In quantum field theory, fields undergo quantum fluctuations. A reasonably clear distinction can be made between quantum fluctuations and thermal fluctuations of a quantum field (at least for a free field; for interacting fields, renormalization substantially complicates matters). An illustration of this distinction can be seen by considering relativistic and non-relativistic Klein–Gordon fields:^[8] For the relativistic Klein–Gordon field in the vacuum state, we can calculate the propagator that we would observe a configuration ${\displaystyle \varphi _{t}(x)}$ at a time t in terms of its Fourier transform ${\displaystyle {\tilde {\varphi }}_{t}(k)}$ to be

${\displaystyle \rho _{0}[\varphi _{t}]=\exp {\left[-{\frac {it}{\hbar }}\int {\frac {d^{3}k}{(2\pi )^{3}}}{\tilde {\varphi }}_{t}^{*}(k){\sqrt {|k|^{2}+m^{2}}}\,{\tilde {\varphi }}_{t}(k)\right]}.}$

In contrast, for the non-relativistic Klein–Gordon field at non-zero temperature, the Gibbs probability density that we would observe a configuration ${\displaystyle \varphi _{t}(x)}$ at a time ${\displaystyle t}$ is

${\displaystyle \rho _{E}[\varphi _{t}]=\exp {\big [}-H[\varphi _{t}]/k_{\text{B}}T{\big ]}=\exp {\left[-{\frac {1}{k_{\text{B}}T}}\int {\frac {d^{3}k}{(2\pi )^{3}}}{\tilde {\varphi }}_{t}^{*}(k){\frac {1}{2}}\left(|k|^{2}+m^{2}\right)\,{\tilde {\varphi }}_{t}(k)\right]}.}$

These probability distributions illustrate that every possible configuration of the field is possible, with the amplitude of quantum fluctuations controlled by the Planck constant ${\displaystyle \hbar }$, just as the amplitude of thermal fluctuations is controlled by ${\displaystyle k_{\text{B}}T}$, where k_B is the Boltzmann constant. Note that the following three points are closely related:

1. the Planck constant has units of action (joule-seconds) instead of units of energy (joules),
2. the quantum kernel is ${\displaystyle {\sqrt {|k|^{2}+m^{2}}}}$ instead of ${\displaystyle {\tfrac {1}{2}}{\big (}|k|^{2}+m^{2}{\big )}}$ (the relativistic quantum kernel is nonlocal differently from the non-relativistic classical heat kernel, but it is causal),^{[citation needed]}
3. the quantum vacuum state is Lorentz-invariant (although not manifestly in the above), whereas the classical thermal state is not (both the non-relativistic dynamics and the Gibbs probability density initial condition are not Lorentz-invariant).

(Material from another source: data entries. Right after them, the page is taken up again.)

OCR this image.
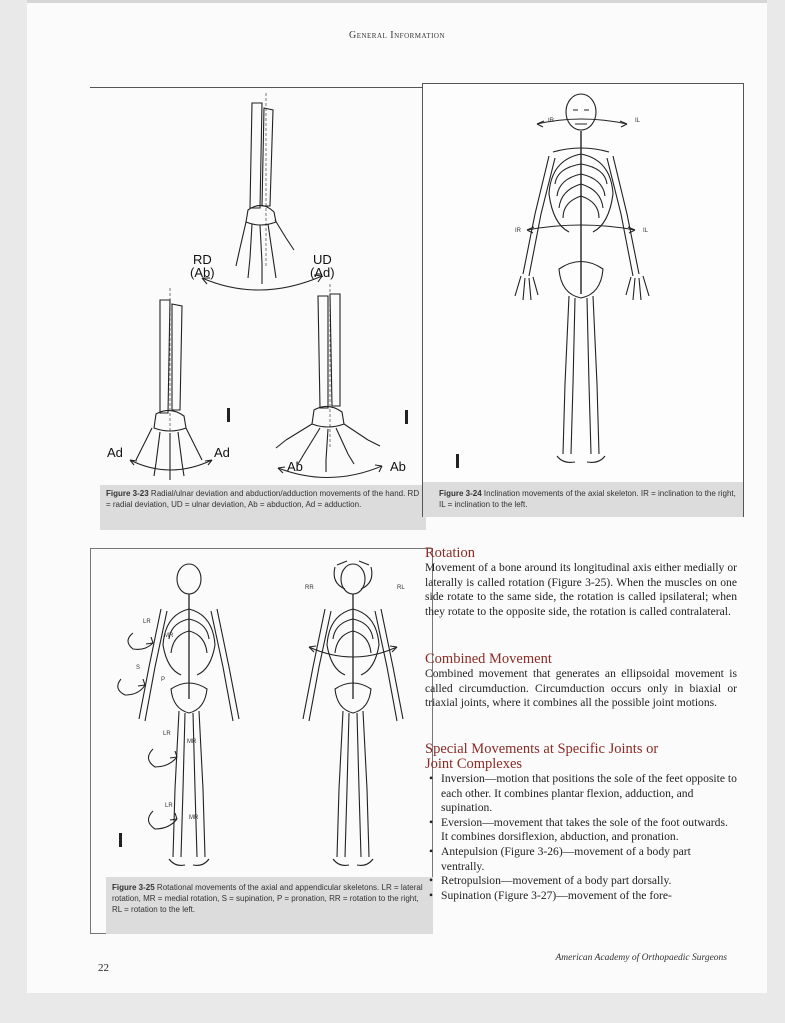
General Information
RD
(Ab)
UD
(Ad)
Ad	Ad
Ab	Ab
Figure 3-23 Radial/ulnar deviation and abduction/adduction movements of the hand. RD = radial deviation, UD = ulnar deviation, Ab = abduction, Ad = adduction.
IR	IL
IR	IL
Figure 3-24 Inclination movements of the axial skeleton. IR = inclination to the right, IL = inclination to the left.
LR
MR
S
P
LR
MR
LR
MR
RR	RL
Figure 3-25 Rotational movements of the axial and appendicular skeletons. LR = lateral rotation, MR = medial rotation, S = supination, P = pronation, RR = rotation to the right, RL = rotation to the left.
Rotation

Movement of a bone around its longitudinal axis either medially or laterally is called rotation (Figure 3-25). When the muscles on one side rotate to the same side, the rotation is called ipsilateral; when they rotate to the opposite side, the rotation is called contralateral.

Combined Movement

Combined movement that generates an ellipsoidal movement is called circumduction. Circumduction occurs only in biaxial or triaxial joints, where it combines all the possible joint motions.

Special Movements at Specific Joints or
Joint Complexes
• Inversion—motion that positions the sole of the feet opposite to each other. It combines plantar flexion, adduction, and supination.
• Eversion—movement that takes the sole of the foot outwards. It combines dorsiflexion, abduction, and pronation.
• Antepulsion (Figure 3-26)—movement of a body part ventrally.
• Retropulsion—movement of a body part dorsally.
• Supination (Figure 3-27)—movement of the fore-
22
American Academy of Orthopaedic Surgeons
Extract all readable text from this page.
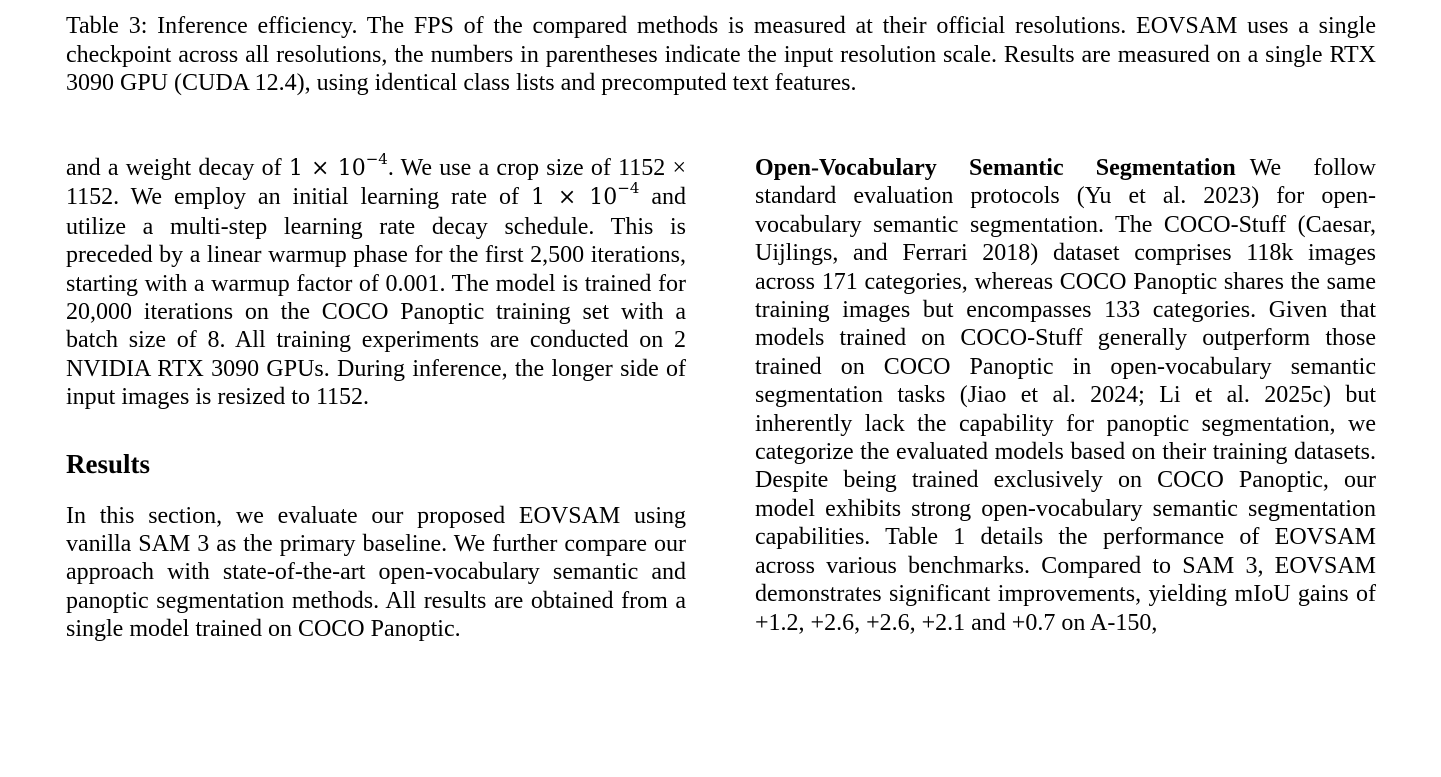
Table 3: Inference efficiency. The FPS of the compared methods is measured at their official resolutions. EOVSAM uses a single checkpoint across all resolutions, the numbers in parentheses indicate the input resolution scale. Results are measured on a single RTX 3090 GPU (CUDA 12.4), using identical class lists and precomputed text features.

and a weight decay of $1 \times 10^{-4}$. We use a crop size of 1152 × 1152. We employ an initial learning rate of $1 \times 10^{-4}$ and utilize a multi-step learning rate decay schedule. This is preceded by a linear warmup phase for the first 2,500 iterations, starting with a warmup factor of 0.001. The model is trained for 20,000 iterations on the COCO Panoptic training set with a batch size of 8. All training experiments are conducted on 2 NVIDIA RTX 3090 GPUs. During inference, the longer side of input images is resized to 1152.

Results

In this section, we evaluate our proposed EOVSAM using vanilla SAM 3 as the primary baseline. We further compare our approach with state-of-the-art open-vocabulary semantic and panoptic segmentation methods. All results are obtained from a single model trained on COCO Panoptic.

Open-Vocabulary Semantic Segmentation We follow standard evaluation protocols (Yu et al. 2023) for open-vocabulary semantic segmentation. The COCO-Stuff (Caesar, Uijlings, and Ferrari 2018) dataset comprises 118k images across 171 categories, whereas COCO Panoptic shares the same training images but encompasses 133 categories. Given that models trained on COCO-Stuff generally outperform those trained on COCO Panoptic in open-vocabulary semantic segmentation tasks (Jiao et al. 2024; Li et al. 2025c) but inherently lack the capability for panoptic segmentation, we categorize the evaluated models based on their training datasets. Despite being trained exclusively on COCO Panoptic, our model exhibits strong open-vocabulary semantic segmentation capabilities. Table 1 details the performance of EOVSAM across various benchmarks. Compared to SAM 3, EOVSAM demonstrates significant improvements, yielding mIoU gains of +1.2, +2.6, +2.6, +2.1 and +0.7 on A-150,
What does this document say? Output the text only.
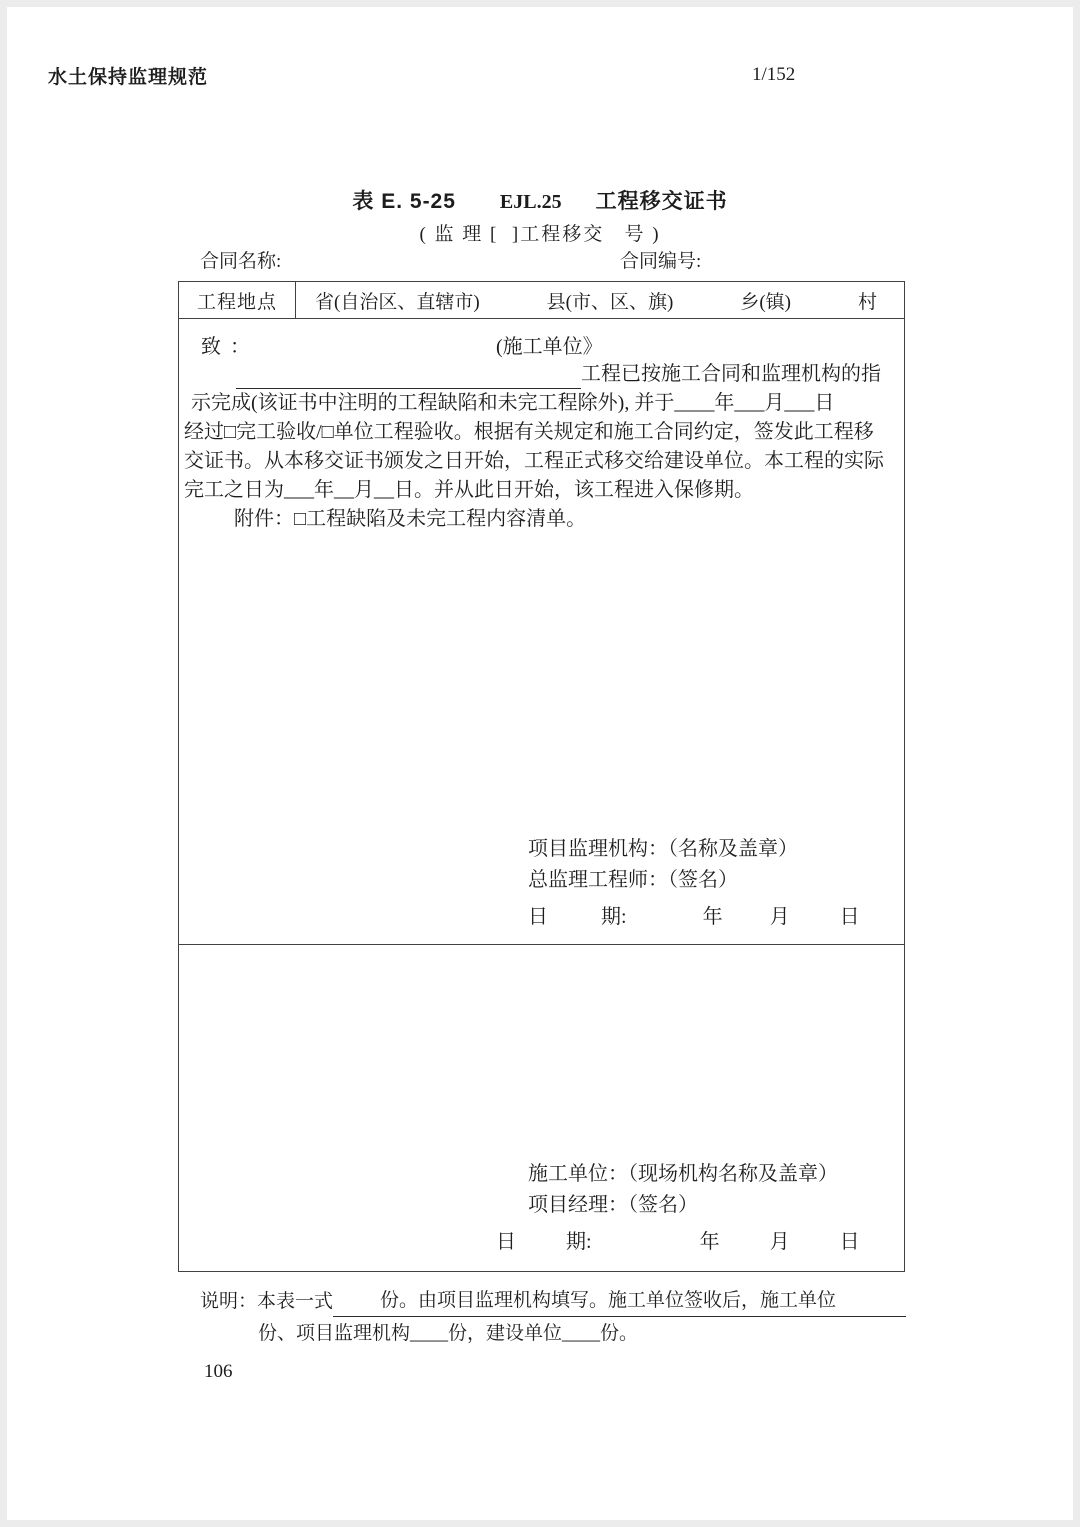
水土保持监理规范	1/152
表 E. 5-25 EJL.25 工程移交证书
( 监 理 [  ]工程移交   号 )
合同名称:	合同编号:
工程地点	省(自治区、直辖市)	县(市、区、旗)	乡(镇)	村
致 ：	(施工单位》
工程已按施工合同和监理机构的指
示完成(该证书中注明的工程缺陷和未完工程除外), 并于____年___月___日
经过□完工验收/□单位工程验收。根据有关规定和施工合同约定，签发此工程移
交证书。从本移交证书颁发之日开始，工程正式移交给建设单位。本工程的实际
完工之日为___年__月__日。并从此日开始，该工程进入保修期。
附件：□工程缺陷及未完工程内容清单。
项目监理机构：（名称及盖章）
总监理工程师：（签名）
日	期:	年 月	日
施工单位：（现场机构名称及盖章）
项目经理：（签名）
日	期:	年	月	日
说明：本表一式 份。由项目监理机构填写。施工单位签收后，施工单位
份、项目监理机构____份，建设单位____份。
106
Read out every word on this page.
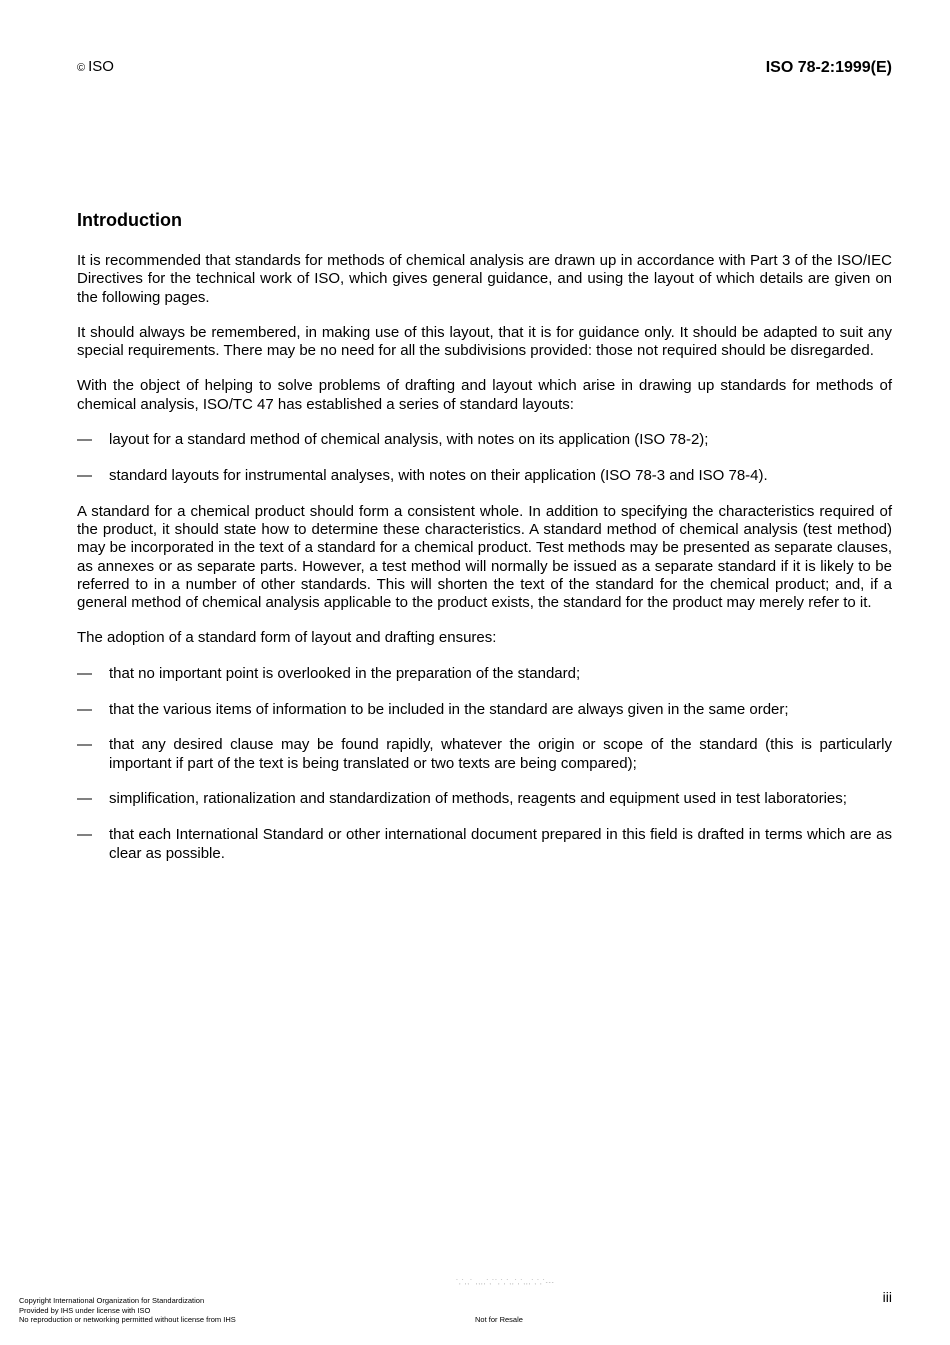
© ISO	ISO 78-2:1999(E)
Introduction

It is recommended that standards for methods of chemical analysis are drawn up in accordance with Part 3 of the ISO/IEC Directives for the technical work of ISO, which gives general guidance, and using the layout of which details are given on the following pages.

It should always be remembered, in making use of this layout, that it is for guidance only. It should be adapted to suit any special requirements. There may be no need for all the subdivisions provided: those not required should be disregarded.

With the object of helping to solve problems of drafting and layout which arise in drawing up standards for methods of chemical analysis, ISO/TC 47 has established a series of standard layouts:

— layout for a standard method of chemical analysis, with notes on its application (ISO 78-2);
— standard layouts for instrumental analyses, with notes on their application (ISO 78-3 and ISO 78-4).

A standard for a chemical product should form a consistent whole. In addition to specifying the characteristics required of the product, it should state how to determine these characteristics. A standard method of chemical analysis (test method) may be incorporated in the text of a standard for a chemical product. Test methods may be presented as separate clauses, as annexes or as separate parts. However, a test method will normally be issued as a separate standard if it is likely to be referred to in a number of other standards. This will shorten the text of the standard for the chemical product; and, if a general method of chemical analysis applicable to the product exists, the standard for the product may merely refer to it.

The adoption of a standard form of layout and drafting ensures:

— that no important point is overlooked in the preparation of the standard;
— that the various items of information to be included in the standard are always given in the same order;
— that any desired clause may be found rapidly, whatever the origin or scope of the standard (this is particularly important if part of the text is being translated or two texts are being compared);
— simplification, rationalization and standardization of methods, reagents and equipment used in test laboratories;
— that each International Standard or other international document prepared in this field is drafted in terms which are as clear as possible.
`,`,,` ,,,,`,``,`,`,,`,`,,,`,`,`---
iii
Copyright International Organization for Standardization
Provided by IHS under license with ISO
No reproduction or networking permitted without license from IHS	Not for Resale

A classical continuous random field can be constructed that has the same probability density as the quantum vacuum state, so that the principal difference from quantum field theory is the measurement theory (measurement in quantum theory is different from measurement for a classical continuous random field, in that classical measurements are always mutually compatible – in quantum-mechanical terms they always commute).